PROLOG

4 0 0
                                    


Aku duduk di kursi kemudi mobilku. Suara nafasku bergema di seluruh kabinnya. Jantungku berdetak cepat mengikuti tempo nafasku, menghasilkan harmoni sumbang yang terpantul-pantul di kabin mobil yang pengap ini.

Aku masih tak mempercayai apa yang baru saja aku lakukan. Emosi telah mengambil alih porsi logika yang biasanya mendominasi otakku. Ketakutan akan masa depan menyebabkan aku berani melakukan tindakan yang tak mungkin aku lakukan.

Aku melihat belakang mobil melalui spion tengah. Siluetnya terpampang jelas di sana. Siluet wanita yang baru saja aku bunuh. Darahnya masih ada ditanganku yang gemetar, tangan yang sama yang aku gunakan untuk mencekiknya hingga tak sadarkan diri. Aku tak tahu pasti mana yang membuatnya kehilangan nyawa. Cekikan itu atau pukulan batu bertubi-tubi yang menghancurkan tengkoraknya. Yang aku tahu keduanya dilakukan oleh kedua tanganku yang tak bisa berhenti bergetar.

Aku berteriak sekeras-kerasnya di kursi kemudi, sembari membenturkan kepalaku di setirnya. Berharap bisa menghentikan getar tanganku, menormalkan nafas dan detak jantungku. Hasilnya masih tetap. Dan tentu saja tidak berhasil.

Andai..

Andai adalah kata yang sekarang muncul di pikiranku. Menari Dan Melenggak-lenggok gembira menciptakan satir di otakku yang kebingungan.

Andai aku lebih setia terhadap istriku.

Andai aku tak tergoda oleh wanita bernama Lily Itu.

Bahkan pengandaian-ku lari lebih jauh ke masa-masa dimana saldo keuanganku tak melebihi angka satu juta rupiah. Saat aku bukanlah siapa-siapa, lelaki kere yang tak memiliki uang dan jabatan.

Andai aku tetap seperti itu. Aku pasti masih menjadi suami dan ayah yang setia.

Andai saja aku tidak berhasil memenangkan tender asuransi di perusahaan multinasional itu. Pastilah aku masih tetap menjadi lelaki kere.

Aku menggeser sudut spion tengah sehingga sekarang benda itu memantulkan wajahku. Aku menatap refleksi wajahku dan aku baru menyadari betapa kekayaan dan jabatan yang aku punya hanya membawaku ke malapetaka.

Aku merogoh kantong plastik minimarket yang ada di sebelahku. Mengambil minuman soda yang tadi kami beli di minimarket. menegak habis seluruh isinya hanya dalam satu kali tegukan. Berharap kandungan gula di botol itu bisa membuatku tenang.

Ledakan Dopamin yang dihasilkan gula membuat pikiranku lebih jernih sekarang. Aku mulai memikirkan cara bagaimana aku akan menghadapi semua ini. Menghubungi polisi dan mengakui semuanya mungkin adalah solusi rasional, tapi bayangan penjara dan reaksi keluargaku membuatku cepat-cepat mencoret solusi itu.

Aku merenggangkan ikatan dasiku, berusaha membuat rileks tubuh dan pikiranku. Aku celingak celinguk di dalam mobil untuk mencoba mencari sudut pandang baru, Menimbang nimbang solusi lain yang tak berhubungan dengan Polisi dan Penjara.

Solusi lain muncul di benak-ku. Menyikirkan mayat itu dengan cara dibakar atau dibuang ke sebuah sungai. Solusi ini pun dengan cepat aku lupakan. Sudah terlalu banyak para pembunuh melakukan hal itu dan selalu berakhir dengan tertangkapnya pelaku oleh kepolisian. Dan aku tidak berencana untuk menambah daftar itu.

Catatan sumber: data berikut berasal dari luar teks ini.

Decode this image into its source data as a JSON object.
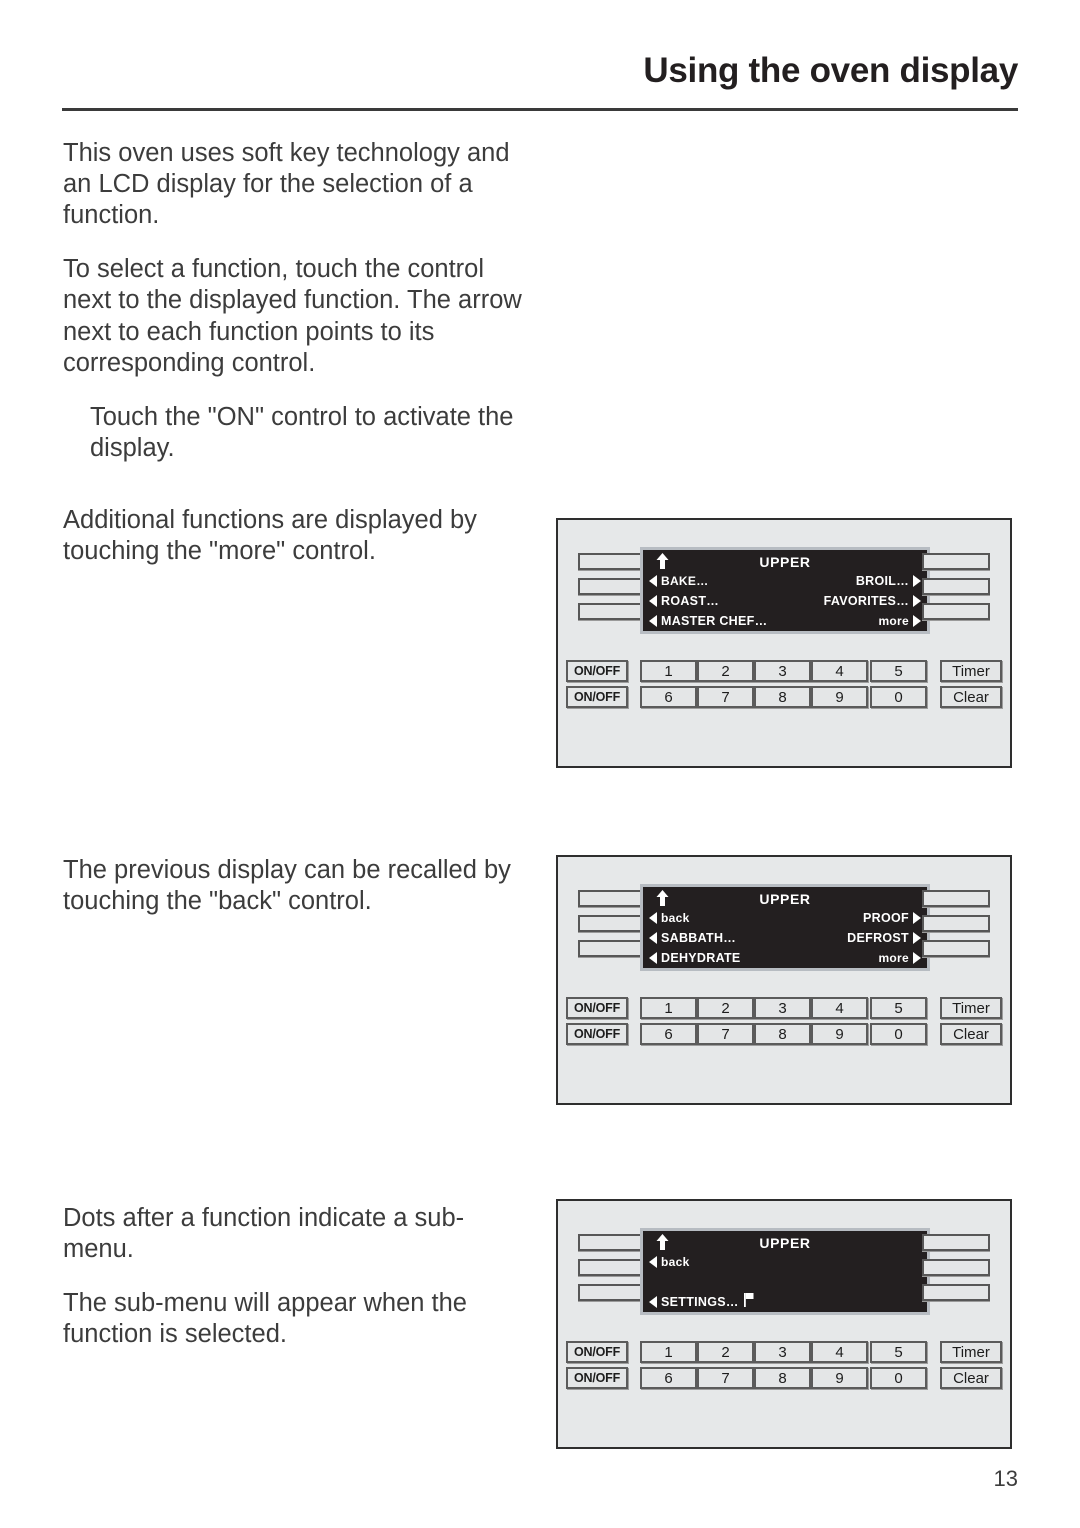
{
  "header": {
    "title": "Using the oven display"
  },
  "body": {
    "intro": [
      "This oven uses soft key technology and an LCD display for the selection of a function.",
      "To select a function, touch the control next to the displayed function. The arrow next to each function points to its corresponding control.",
      "Touch the \"ON\" control to activate the display."
    ],
    "more_note": [
      "Additional functions are displayed by touching the \"more\" control."
    ],
    "back_note": [
      "The previous display can be recalled by touching the \"back\" control."
    ],
    "dots_note": [
      "Dots after a function indicate a sub-menu.",
      "The sub-menu will appear when the function is selected."
    ]
  },
  "panels": [
    {
      "name": "panel-more",
      "lcd": {
        "title": "UPPER",
        "up_arrow_icon": "up-arrow-icon",
        "rows": [
          {
            "left": "BAKE…",
            "right": "BROIL…"
          },
          {
            "left": "ROAST…",
            "right": "FAVORITES…"
          },
          {
            "left": "MASTER CHEF…",
            "right": "more"
          }
        ]
      }
    },
    {
      "name": "panel-back",
      "lcd": {
        "title": "UPPER",
        "up_arrow_icon": "up-arrow-icon",
        "rows": [
          {
            "left": "back",
            "right": "PROOF"
          },
          {
            "left": "SABBATH…",
            "right": "DEFROST"
          },
          {
            "left": "DEHYDRATE",
            "right": "more"
          }
        ]
      }
    },
    {
      "name": "panel-settings",
      "lcd": {
        "title": "UPPER",
        "up_arrow_icon": "up-arrow-icon",
        "rows": [
          {
            "left": "back",
            "right": ""
          },
          {
            "left": "",
            "right": ""
          },
          {
            "left": "SETTINGS…",
            "right": "",
            "left_icon": "flag-icon"
          }
        ]
      }
    }
  ],
  "keypad": {
    "onoff_label": "ON/OFF",
    "timer_label": "Timer",
    "clear_label": "Clear",
    "row_top": [
      "1",
      "2",
      "3",
      "4",
      "5"
    ],
    "row_bottom": [
      "6",
      "7",
      "8",
      "9",
      "0"
    ]
  },
  "footer": {
    "page_number": "13"
  },
  "colors": {
    "lcd_background": "#231f20",
    "lcd_text": "#ffffff",
    "panel_background": "#e6e8e9",
    "panel_border": "#2e2e2e",
    "key_face": "#e4e6e7",
    "text": "#3c3c3c"
  }
}
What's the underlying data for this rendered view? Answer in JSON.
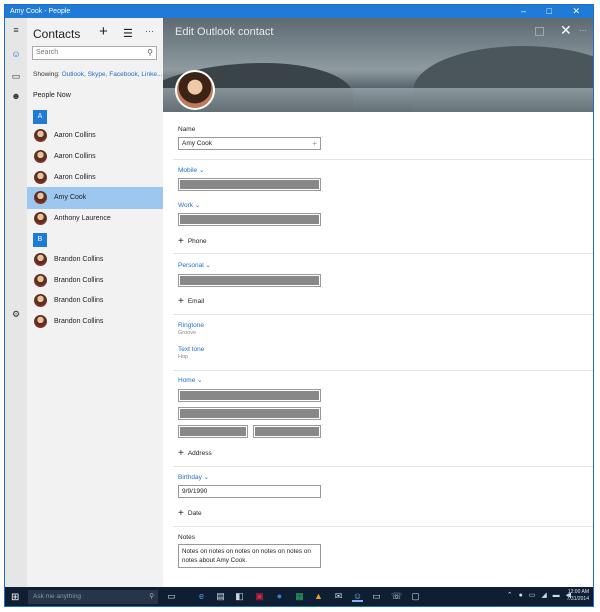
{
  "window": {
    "title": "Amy Cook - People",
    "controls": "– □ ✕"
  },
  "rail": {
    "icons": [
      "menu-icon",
      "people-icon",
      "chat-icon",
      "contacts-icon",
      "settings-icon"
    ]
  },
  "list_pane": {
    "title": "Contacts",
    "add_glyph": "+",
    "select_glyph": "☰",
    "more_glyph": "···",
    "search_placeholder": "Search",
    "showing_prefix": "Showing:",
    "showing_sources": "Outlook, Skype, Facebook, Linke...",
    "people_now": "People Now",
    "groups": [
      {
        "letter": "A",
        "contacts": [
          "Aaron Collins",
          "Aaron Collins",
          "Aaron Collins",
          "Amy Cook",
          "Anthony Laurence"
        ]
      },
      {
        "letter": "B",
        "contacts": [
          "Brandon Collins",
          "Brandon Collins",
          "Brandon Collins",
          "Brandon Collins"
        ]
      }
    ],
    "selected_contact": "Amy Cook"
  },
  "editor": {
    "header_title": "Edit Outlook contact",
    "close_glyph": "✕",
    "more_glyph": "···",
    "name_label": "Name",
    "name_value": "Amy Cook",
    "mobile_label": "Mobile ⌄",
    "work_label": "Work ⌄",
    "add_phone": "Phone",
    "personal_label": "Personal ⌄",
    "add_email": "Email",
    "ringtone_label": "Ringtone",
    "ringtone_value": "Groove",
    "texttone_label": "Text tone",
    "texttone_value": "Hop",
    "home_label": "Home ⌄",
    "add_address": "Address",
    "birthday_label": "Birthday ⌄",
    "birthday_value": "9/9/1990",
    "add_date": "Date",
    "notes_label": "Notes",
    "notes_value": "Notes on notes on notes on notes on notes on notes about Amy Cook.",
    "plus_glyph": "+"
  },
  "taskbar": {
    "search_placeholder": "Ask me anything",
    "clock_time": "12:00 AM",
    "clock_date": "7/31/2014"
  }
}
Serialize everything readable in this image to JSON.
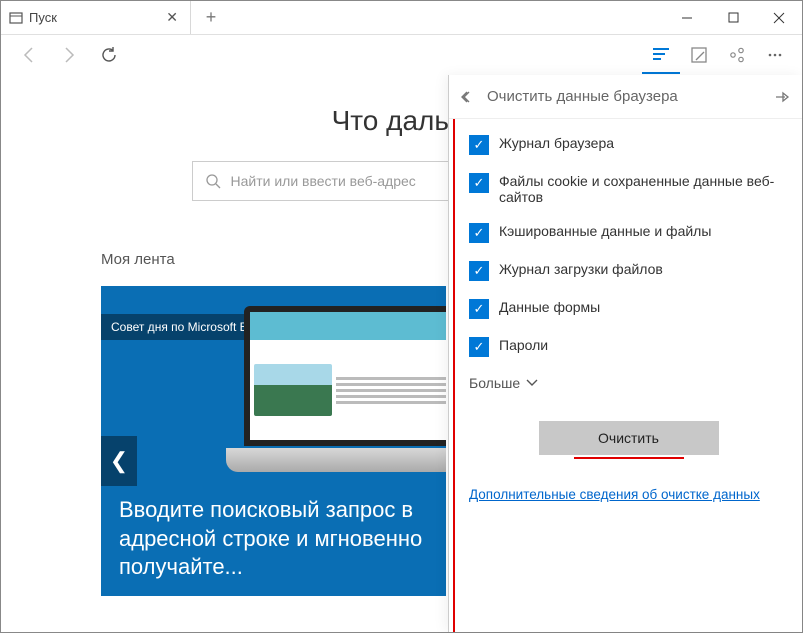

Aku kembali menebar pandanganku ke sekeliling mobil. Pandanganku berhenti cukup lama saat aku melihat tasku yang ada di kursi belakang. Bukan tas itu yang jadi fokus pikiranku saat ini melainkan laptop yang ada di dalamnya. Laptop yang sudah menemaniku selama kurang lebih lima tahun.

Lima tahun, tak terasa waktu berjalan begitu cepat. Lima tahun lalu lah aku berhasil memenangkan tender itu. Keberhasilan yang berhasil mengangkat derajatku. Aku masih ingat betapa gembiranya aku saat itu. Semua kerja kerasku terasa terbayar.